Son Masal

Bu masalın karakterleri gerçekte olmamış ama hayal mahsülü olarak hep olucak karakterler. Senden, benden birazda onlardan bir karakter. Bu masal olayına çok fazla takık olduğum düşünülebilir aslında, belkide yapmaya çalıştığım fakat yapamadığım bir hikâye türü. Çok denedim güzel bir masal anlatıyım diye fakat beceremedim ben. bunun burukluğu var içimde, masalların çoğu hep mutlu sonlarla bitiyor diye biliyorum ya ben, ondan dolayıdır ki bu masallara merakım sanırım. İnan çok denedim güzel bir masal yazıp okuyup anlatmayı veya dinletmeyi kendimi ama güzel bir sonla bitiremedim hiç, zaten bitmediğinide gördüm kendi masalımda bile.

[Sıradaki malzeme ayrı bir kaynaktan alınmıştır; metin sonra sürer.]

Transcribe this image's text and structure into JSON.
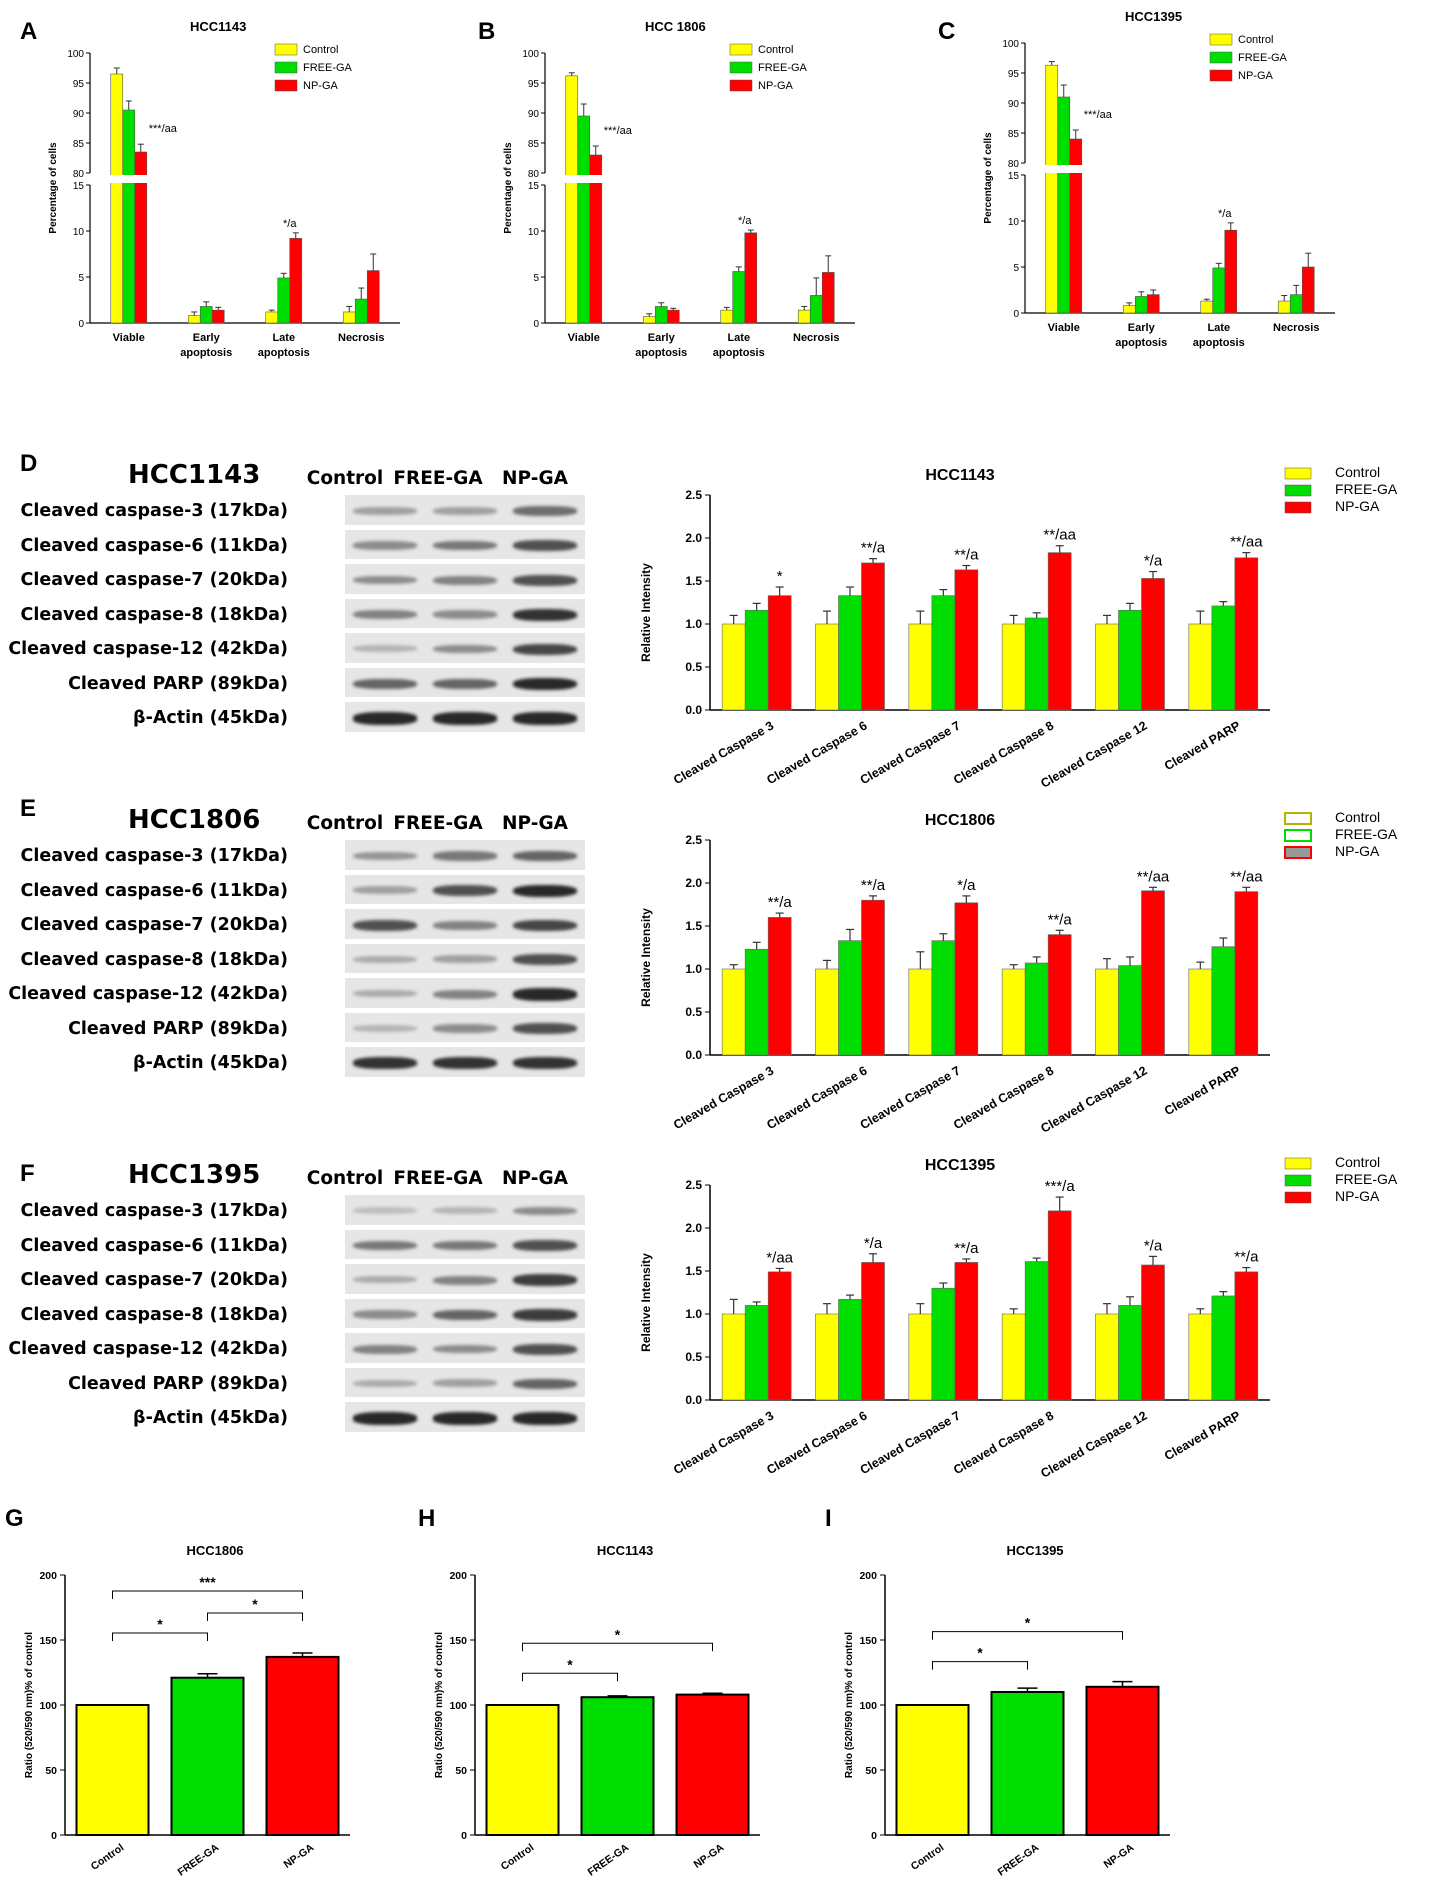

Her masalın bir kahramanı vardı ve ben hep o kahraman olmak istedim. Onlarmışcasına anlattım hikayelerimi ama sonunda gördüm ki o kahramanlar sadece masalların kahramanları ve onların gerçek hayatla hiç ama hiç alakası yokmuş. Anladım, geç oldu ama sonunda anladım. Ama vazgeçemem o çocuksu masalardan onlar çok farklı manalar ve anlamlar içerir çoğu zaman sadece anlattığın kişi onu bilir ve öylece saklı kalır içinde ve zamanla ne o masallar kalır geriye nede onu dillendiren kişiler. Aptalca ve aşırı derecede masumane olan öykülerin içlerinde derin manalar yatar anlıyan kişi için ama anlamıyana sadece sıkıntı verir ve çoğu zamanda uykusunu getirir, masalları çözümlemek zordur.



Sana bir masal anlatayımda oku. Bu anlatıcağım karakter bir kahraman değil aslında olamadı ama olmayı çok isteyen bir kahraman olma yolunda mücadele veren ve inanılmaz bir darbeyle masallardan elini ayağını çeken bir karakterin öyküsü internette dolanan bir masal belki okumuşsunuzdur. Neyse masal şöyle birşey idi.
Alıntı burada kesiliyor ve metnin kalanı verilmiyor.